Node: fs write() doesn't write inside loop. Why not?

Question

I want to create a write stream and write to it as my data comes in. However, I am able to create the file but nothing is written to it. Eventually, the process runs out of memory.

The problem, I've discovered is that I'm calling write() whilst inside a loop.

Here's a simple example:

'use strict'

var fs = require('fs');
var wstream = fs.createWriteStream('myOutput.txt');

for (var i = 0; i < 10000000000; i++) {
    wstream.write(i+'\n');
}

console.log('End!')
wstream.end();

Nothing ever gets written, not even hello. But why? How can I write to the file within a loop?

Just a guess, but is it possible that writing hapens async (starting in the next tick), and you close (end) the stream before any of the writes can happen? — Balázs Édes, Jun 01 '16 at 22:17
The process runs out of memory before it evens hits `console.log('End!')` — user3574603, Jun 01 '16 at 22:18
Umm, you do know that 10 billion numbers and newlines === lots and lots of characters? Your code works for me looping up to 5,000,000 times. I didn't try beyond that because I like taking care of my computers. — bowheart, Jun 01 '16 at 22:23
You can check: [why does attempting to write large a large file cause js heap to run out of memory](https://stackoverflow.com/questions/50357777/why-does-attempting-to-write-large-a-large-file-cause-js-heap-to-run-out-of-memo?noredirect=1&lq=1) — Marcos Casagrande, Feb 01 '19 at 14:13

score 14 · Answer 1 · edited Aug 27 '17 at 09:59

14

The problem is that you aren't ever giving it a chance to drain the buffer. Eventually this buffer gets full and you run out of memory.
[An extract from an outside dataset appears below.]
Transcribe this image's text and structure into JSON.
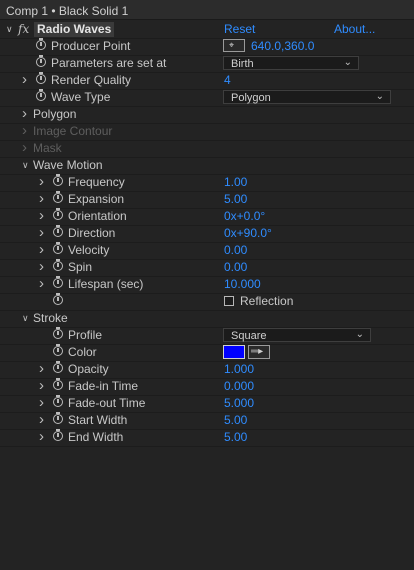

WriteStream.write returns a boolean value indicating if the data was successfully written to disk. If the data was not successfully written, you should wait for the drain event, which indicates the buffer has been drained.

Here's one way of writing your code which utilizes the return value of write and the drain event:

'use strict'

var fs = require('fs');
var wstream = fs.createWriteStream('myOutput.txt');

function writeToStream(i) {
  for (; i < 10000000000; i++) {
    if (!wstream.write(i + '\n')) {
      // Wait for it to drain then start writing data from where we left off
      wstream.once('drain', function() {
        writeToStream(i + 1);
      });
      return;
    }
  }
  console.log('End!')
  wstream.end();
}

writeToStream(0);

edited Aug 27 '17 at 09:59

TachyonVortex

8,242
3
48
63

answered Jun 01 '16 at 22:24

Mike Cluck

31,869
13
80
91

Hi, any idea how to implement the same using pipe()? – baza92 Mar 28 '19 at 19:13
@baza92 I'm not very familiar with `pipe` at this time. Sorry! – Mike Cluck Mar 29 '19 at 13:19
No worries, I was able to finally figure it out. I'm posting it here as supplement to your answer. Maybe it will be useful for somebody. – baza92 Mar 29 '19 at 22:33

TachyonVortex · Accepted Answer · 2017-08-27T14:52:33.250

To supplement @MikeC's excellent answer, here are some relevant details from the current docs (v8.4.0) for writable.write():

If false is returned, further attempts to write data to the stream should stop until the 'drain' event is emitted.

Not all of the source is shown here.